Dunne survives but loses the baby and her ability to bear future children. As she convalesces, a nurse parks a cot of newborns outside her door.
Dunne and Grant move back stateside. He’s quit his salaried job to resurrect a small-town paper. They move into a creaky apartment over the paper’s headquarters. A bizarre painting of a baby adorns the paper’s entrance. The apartment sports peeling paint and jammed doors, but comes with a furnished nursery.
The couple alight on adoption, thinking they can “Just walk in and help yourself to what you want. There’s no guesswork!” Reality comes as a blow. The adoption ward matron points out, “Real parents, wait almost a year.” But no sooner have Grant and Dunne resigned themselves, then the matron calls with news of a child. Another couple should have first choice, “But somehow, I feel she’s exactly the child for you.”
Grant pouts—he wanted a boy—but they return home that evening with a newborn girl. Now the film attempts screwball comedy, with Grant unable to work light switches or an alarm now that he’s a father. Later that night, with the baby crying. Grant, clean shaven with perfect hair, stands helpless, ordering Dunne to “Do something!”
Next, it’s Dunne’s turn to flounder when she attempts to bathe the baby in front of the paper staff. She’s terrified of hurting the child, a point hammered home by one of the staff cracking peanuts in the background.
The pair persevere and the child grows to a toddler. But the paper folds, leaving the couple broke, and the agency must reclaim the child. Grant goes before a judge with an impassioned plea to keep his daughter. This scene proves a favorite of Grant impressionists.
Fast forward and the toddler is now walking and talking. She’s meant to seem precocious but flashes a creepy smile that unnerves more than charms. The film proffers a cloying school performance of the nativity before cutting to the adoption ward matron, reading a letter from Grant and Dunne telling of how their daughter succumbed to a “sudden brief, hopeless, illness.”
At least they spared us the on-screen death.
Grant walks out, unable to cope with his grief. Understandable, but it’s evocative of the same immature, self-centered behavior he’s displayed through the entire film. Fatherhood has taught him nothing.
But another call from the nursery head, saying she has “another special baby,” supplies a preposterous happy ending.

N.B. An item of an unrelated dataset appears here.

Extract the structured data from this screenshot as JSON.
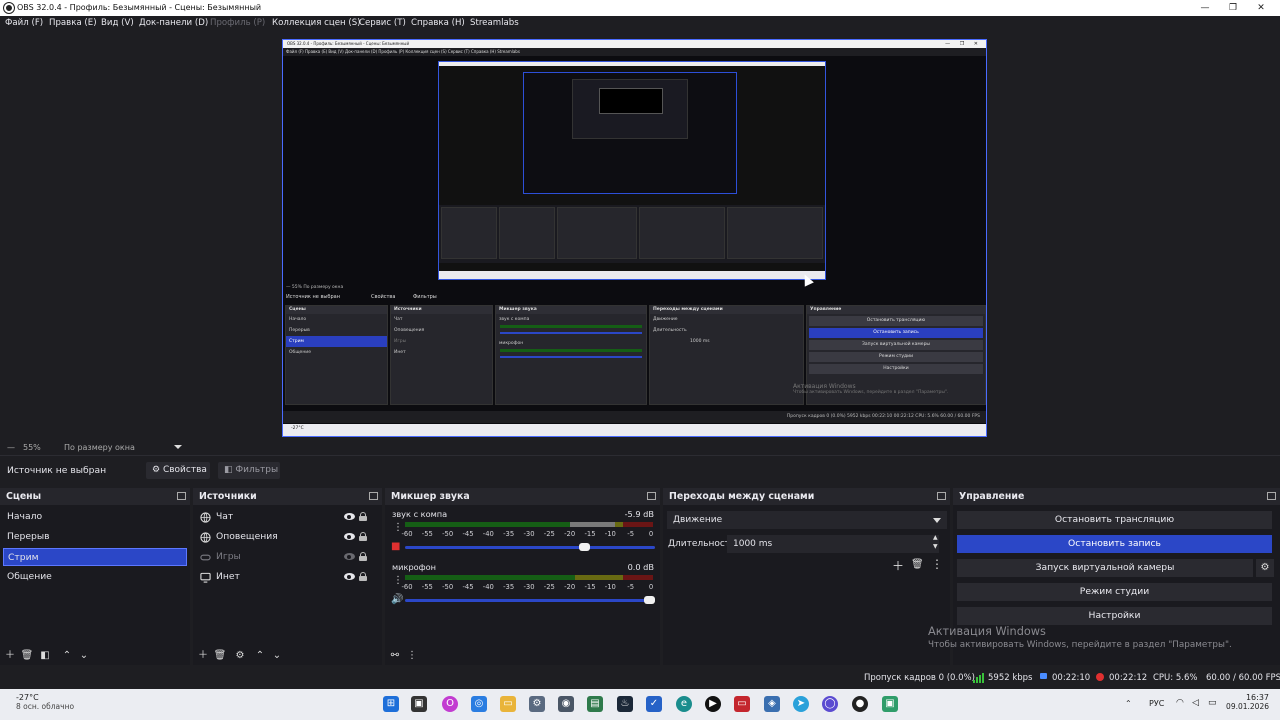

I cannot recommend this film. Grant emotes in his now-signature scene, but his character lacks any resonant arc and never charms. The blatant attempts at emotional manipulation betray the artifice and keep the emotional stakes at arm’s length, precluding any sense of catharsis. This renders the film an exercise in tedium as it trots out one sob-story plot twist after another. It didn’t tug at my heartstrings. It tried my patience.